WINTER WARMERS Pets feel the cold when temperatures drop, and need warm kennels and beds.
Ask the Vet
Esther Van Luipen
When I was growing up, pets spent most, if not all, of their lives outside. In my lifetime, they’ve gone from the farmyard to the backyard to the back kitchen to the bedroom. Things have changed so much that it’s often the husband who’s in ‘the dog house’, not the dog; the dog is in the bed…!
But some people still do have outside pets, and for these animals more than any others, the shift to colder weather means their owners really must look out for them and make sure they’re ready for the change.
All animals must be able to get out of the elements. A pet must have a well-insulated structure just large enough so that he can curl up inside to maintain body heat. The structure should also have a wind-block to protect it from wintry blasts.
When the weather really gets cold and there is frost at night, your pet could do with a heat mat. This is especially important to older animals, who find it harder to ‘heat their bones’. (Remember that a hot water bottle doesn’t stay hot long enough and can scald your pet before it cools. Electric heat mats made especially for pets are available.) Make sure that there’s always a supply of fresh, unfrozen water too.
Animals who spend any significant amount of time outside will need more calories during cold weather. Food is fuel, and they’ll need to burn it to stay warm.
Indoor pets don’t face the weather challenges outdoor pets do, but winter can be uncomfortable for them too.
For pets with arthritis, cold weather can be more painful, so ask your vet about supplements or medications that may help your pet feel better. A soft, heated bed may be much appreciated, too, especially by older pets. And remember that one of the best things you can do for a pet with joint problems is to keep the extra weight off: A pet who’s more sedentary in winter needs to eat less.

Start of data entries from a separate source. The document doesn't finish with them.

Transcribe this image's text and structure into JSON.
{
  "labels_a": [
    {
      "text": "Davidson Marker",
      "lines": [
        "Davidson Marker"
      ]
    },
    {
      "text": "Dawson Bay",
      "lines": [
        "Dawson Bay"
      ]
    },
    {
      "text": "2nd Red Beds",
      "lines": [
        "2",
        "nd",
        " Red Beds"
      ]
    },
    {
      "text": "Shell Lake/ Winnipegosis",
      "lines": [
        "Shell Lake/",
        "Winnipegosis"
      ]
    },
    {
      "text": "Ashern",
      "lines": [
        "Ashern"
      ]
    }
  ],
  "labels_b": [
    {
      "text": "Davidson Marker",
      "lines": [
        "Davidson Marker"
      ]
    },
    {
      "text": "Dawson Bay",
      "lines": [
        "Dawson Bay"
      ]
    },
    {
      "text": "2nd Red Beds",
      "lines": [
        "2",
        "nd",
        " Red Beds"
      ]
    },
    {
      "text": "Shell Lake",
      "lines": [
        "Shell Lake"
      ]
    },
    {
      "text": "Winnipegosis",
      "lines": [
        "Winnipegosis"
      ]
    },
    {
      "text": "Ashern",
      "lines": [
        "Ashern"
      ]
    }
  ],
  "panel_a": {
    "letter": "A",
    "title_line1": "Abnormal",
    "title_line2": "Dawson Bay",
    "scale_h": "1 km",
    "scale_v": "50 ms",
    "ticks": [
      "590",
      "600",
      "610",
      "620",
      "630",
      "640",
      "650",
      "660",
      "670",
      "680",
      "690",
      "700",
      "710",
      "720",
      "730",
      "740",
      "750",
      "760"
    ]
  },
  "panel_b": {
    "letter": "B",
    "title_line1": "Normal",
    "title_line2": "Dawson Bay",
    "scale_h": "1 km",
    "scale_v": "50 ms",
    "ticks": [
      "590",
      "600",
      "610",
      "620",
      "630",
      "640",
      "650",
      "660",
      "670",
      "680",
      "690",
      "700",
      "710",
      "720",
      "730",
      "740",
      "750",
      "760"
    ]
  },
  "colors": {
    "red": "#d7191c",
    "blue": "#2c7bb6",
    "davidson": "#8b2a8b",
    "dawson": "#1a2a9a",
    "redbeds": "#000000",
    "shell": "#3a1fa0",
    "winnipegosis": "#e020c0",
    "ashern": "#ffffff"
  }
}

Some animals really can use the extra insulation of a well-fitted sweater or coat—older pets, and dogs who are tiny (such as Chihuahuas), or who are shorthaired and naturally lean (such as greyhounds or whippets). Overcoats can save you time drying your dog after a walk in rainy weather, especially if your pet’s longhaired.
Finally don’t forget to thump on your car’s hood in the morning to check there isn’t a cat snuggled up against its warm engine. Inside the house, make sure that your cat hasn’t snuck into the clothes dryer before you turn it on.
Cold-weather pet care is a mix of compassion and common sense. Use both in equal measure, and try to imagine yourself in your pet’s place. I’d prefer if pets were made part of the family and brought inside. But if you can’t, you certainly must pay attention to their changing needs regardless. When you warm your pet, your pet will warm your heart.